Antara Ambisi Wisata dan Realita Kemiskinan di Kota Banjar

JABAR EKSPRES – Rencana besar Wali Kota dan Wakil Wali Kota Banjar terpilih, Sudarsono dan Supriana, untuk menjadikan Sungai Citanduy sebagai destinasi wisata air bernama Citanduy Waterway menuai beragam tanggapan kritis.

Meski terlihat menjanjikan, berbagai pihak menilai pemerintah belum memprioritaskan isu-isu mendesak seperti kemiskinan, pendidikan, dan peningkatan Pendapatan Asli Daerah (PAD).

Kota Banjar tercatat sebagai salah satu daerah dengan Upah Minimum Regional (UMR) terendah di Jawa Barat. Hal ini menimbulkan pertanyaan terkait relevansi pembangunan besar seperti Citanduy Waterway dengan kebutuhan mendesak masyarakat.

BACA JUGA: Sempat Jadi Kebanggaan Kota Banjar, Taman Ecopark Kini Kondisinya Memprihatinkan

“Pemerintah perlu lebih fokus pada permasalahan mendasar, seperti kemiskinan dan pengangguran.

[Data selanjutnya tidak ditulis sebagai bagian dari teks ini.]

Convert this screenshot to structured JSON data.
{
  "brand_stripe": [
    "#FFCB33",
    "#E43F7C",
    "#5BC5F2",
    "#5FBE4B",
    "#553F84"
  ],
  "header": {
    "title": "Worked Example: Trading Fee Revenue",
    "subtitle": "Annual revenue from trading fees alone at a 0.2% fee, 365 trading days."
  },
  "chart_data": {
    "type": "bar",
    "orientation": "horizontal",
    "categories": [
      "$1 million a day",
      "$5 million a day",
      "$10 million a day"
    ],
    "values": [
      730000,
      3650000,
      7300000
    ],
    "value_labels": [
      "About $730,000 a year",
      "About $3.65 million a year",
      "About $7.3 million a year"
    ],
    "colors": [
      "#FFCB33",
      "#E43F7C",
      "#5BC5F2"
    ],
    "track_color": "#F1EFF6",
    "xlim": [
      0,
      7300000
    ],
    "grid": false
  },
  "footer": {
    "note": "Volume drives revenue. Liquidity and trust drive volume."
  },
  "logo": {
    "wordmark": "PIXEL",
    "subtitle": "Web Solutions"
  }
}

Citanduy Waterway memang bisa menjadi ikon, tapi bagaimana dampaknya bagi masyarakat yang masih berjuang memenuhi kebutuhan dasar mereka?” ujar Yoyo Sutarya, seorang periset, dokumentaris, musisi, sekaligus pemerhati sosial muda dari Jawa Barat, Senin 20 Januari 2025.

Rendahnya tingkat pendidikan di Kota Banjar menjadi penghambat utama dalam peningkatan kualitas Sumber Daya Manusia (SDM). Meski isu ini sempat disinggung dalam debat calon wali kota, langkah konkret untuk mengatasinya belum terlihat jelas.

“Pendidikan adalah pondasi utama untuk membangun masyarakat yang mandiri dan produktif, jika pendidikan tidak ditingkatkan bagaimana mungkin masyarakat bisa berkontribusi pada pembangunan kota?” tegas Yoyo.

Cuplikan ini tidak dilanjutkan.